We can always look backwards and explain things later, and of course, it's a false dichotomy that some theorems or results must be fully understood and proven (or proven elegantly) before they can be considered true and used as a basis for further results. Perhaps it is unsatisfying to those who wish to truly understand the universe in terms of mathematical elegance, but that asshole used mathematical elegance to disprove mathematical elegance as a perfect tool for understanding the universe already, so take it up with him.

Personally, as someone who at one time heavily considered pursuing a life in mathematics in part because of its ability to answer deep truths, I think Godel set us free: to understand or know things, we cannot rely solely on mathematics. Formal mathematics itself tells us that there are things we can only understand by discovering them, building them, or experimenting with them. There are truths that Cuda Cowboys can uncover that LaTex Liturgy cannot

throw8404948k - 11 days ago

> This quest for deep understanding also explains a common experience for mathematics graduate students: asking an advisor a question, only to be told, "Read these books and come back in a few months."

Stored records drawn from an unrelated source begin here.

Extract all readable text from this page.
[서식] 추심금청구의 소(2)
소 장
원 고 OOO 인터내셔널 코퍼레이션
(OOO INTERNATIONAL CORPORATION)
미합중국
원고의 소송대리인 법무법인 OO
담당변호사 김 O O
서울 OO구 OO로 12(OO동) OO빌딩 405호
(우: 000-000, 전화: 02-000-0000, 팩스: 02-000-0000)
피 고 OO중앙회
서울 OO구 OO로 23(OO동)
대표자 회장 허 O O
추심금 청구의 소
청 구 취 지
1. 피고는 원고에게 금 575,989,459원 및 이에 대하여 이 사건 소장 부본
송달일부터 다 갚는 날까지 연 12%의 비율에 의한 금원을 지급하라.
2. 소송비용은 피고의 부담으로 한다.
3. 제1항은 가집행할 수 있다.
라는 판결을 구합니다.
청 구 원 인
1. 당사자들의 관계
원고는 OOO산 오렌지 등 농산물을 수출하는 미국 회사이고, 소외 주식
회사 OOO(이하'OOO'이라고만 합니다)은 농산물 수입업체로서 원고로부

With AI advisor I do not have this problem. It explains parts I need, in a way I understand. If I study some complicated topic, AI shortens it from months to days.

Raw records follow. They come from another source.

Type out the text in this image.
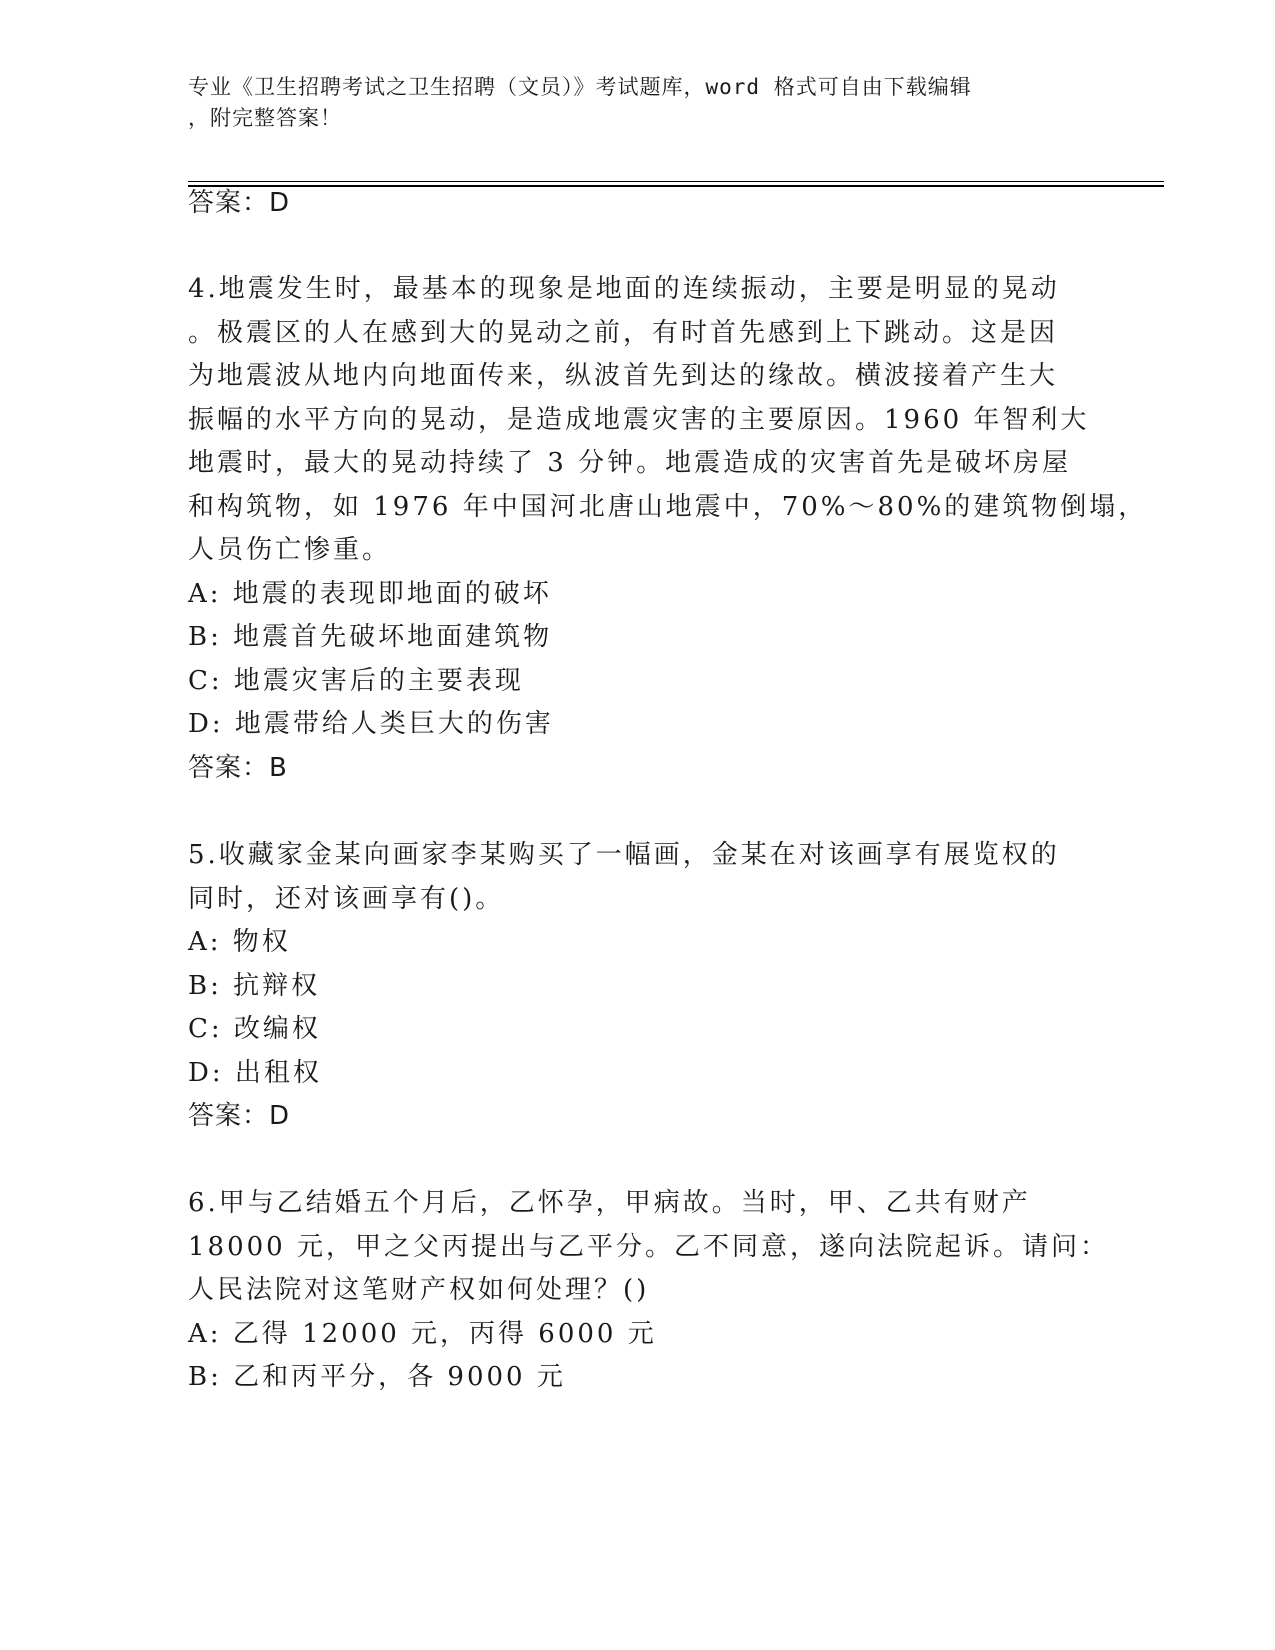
专业《卫生招聘考试之卫生招聘（文员）》考试题库，word 格式可自由下载编辑
，附完整答案！
答案：D
4.地震发生时，最基本的现象是地面的连续振动，主要是明显的晃动
。极震区的人在感到大的晃动之前，有时首先感到上下跳动。这是因
为地震波从地内向地面传来，纵波首先到达的缘故。横波接着产生大
振幅的水平方向的晃动，是造成地震灾害的主要原因。1960 年智利大
地震时，最大的晃动持续了 3 分钟。地震造成的灾害首先是破坏房屋
和构筑物，如 1976 年中国河北唐山地震中，70%～80%的建筑物倒塌，
人员伤亡惨重。
A: 地震的表现即地面的破坏
B: 地震首先破坏地面建筑物
C: 地震灾害后的主要表现
D: 地震带给人类巨大的伤害
答案：B
5.收藏家金某向画家李某购买了一幅画，金某在对该画享有展览权的
同时，还对该画享有()。
A: 物权
B: 抗辩权
C: 改编权
D: 出租权
答案：D
6.甲与乙结婚五个月后，乙怀孕，甲病故。当时，甲、乙共有财产
18000 元，甲之父丙提出与乙平分。乙不同意，遂向法院起诉。请问：
人民法院对这笔财产权如何处理？()
A: 乙得 12000 元，丙得 6000 元
B: 乙和丙平分，各 9000 元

I was somehow mathematically gifted when younger, sadly I often reinvented my own math, because I did not even know this part of math existed. Watching how Deepseek thinks before answering, is REALLY beneficial. It gives me many hints and references. Human teachers are like black boxes while teaching.

tech_ken - 11 days ago

Mathematics is, IMO, not the axioms, proofs, or theorems. It's the human process of organizing these things into conceptual taxonomies that appeal to what is ultimately an aesthetic sensibility (what "makes sense"), updating those taxonomies as human understanding and aesthetic preferences evolve, as well as practical considerations ('application'). Generating proofs of a statement is like a biologist identifying a new species, critical but also just the start of the work. It's the macropatterns connecting the organisms that lead to the really important science, not just the individual units of study alone.

And it's not that AI can't contribute to this effort. I can certainly see how a chatbot research partner could be super valuable for lit review, brainstorming, and even 'talking things through' (much like mathematicians get value from talking aloud). This doesn't even touch on the ability to generate potentially valid proofs, which I do think has a lot of merit. But the idea that we could totally outsource the work to a generative model seems impossible by definition. The point of the labor is develop human understanding, removing the human from the loop changes the nature of the endeavor entirely (basically to algorithm design).

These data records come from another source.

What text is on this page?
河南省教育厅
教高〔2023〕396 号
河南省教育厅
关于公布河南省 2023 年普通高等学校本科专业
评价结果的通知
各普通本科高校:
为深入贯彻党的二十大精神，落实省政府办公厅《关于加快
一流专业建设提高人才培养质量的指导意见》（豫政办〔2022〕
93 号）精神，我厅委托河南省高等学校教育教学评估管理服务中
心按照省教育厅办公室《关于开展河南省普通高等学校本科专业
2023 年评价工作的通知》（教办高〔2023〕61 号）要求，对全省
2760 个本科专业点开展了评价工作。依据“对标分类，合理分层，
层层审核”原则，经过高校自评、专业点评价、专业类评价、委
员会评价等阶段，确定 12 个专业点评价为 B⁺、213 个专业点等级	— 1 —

Similar stuff holds about art (at a high level, and glossing over 'craft art'); IMO art is an expressive endeavor. One person communicating a hard-to-express feeling to an audience. GenAI can obviously create really cool pictures, and this can be grist for art, but without some kind of mind-to-mind connection and empathy the picture is ultimately just an artifact. The human context is what turns the artifact into art.

esafak - 11 days ago

AI is young, and at the center of the industry spotlight, so it attracts a lot of people who are not in it to understand anything. It's like when the whole world got on the Internet, and the culture suddenly shifted. It's a good thing; you just have to dress up your work in the right language, and you can get funding, like when Richard Bellman coined the term "dynamic programming" to make it palatable to the Secretary of Defense, Charles Wilson.

hjhack - 10 days ago

[dead]

invalidOrTaken - 11 days ago

[flagged]

randomNumber7 - 10 days ago

Imo mathematicians want to be very smart, when a lot of ai is actually easy to undertand with good abstract and logic thinking and linear algebra.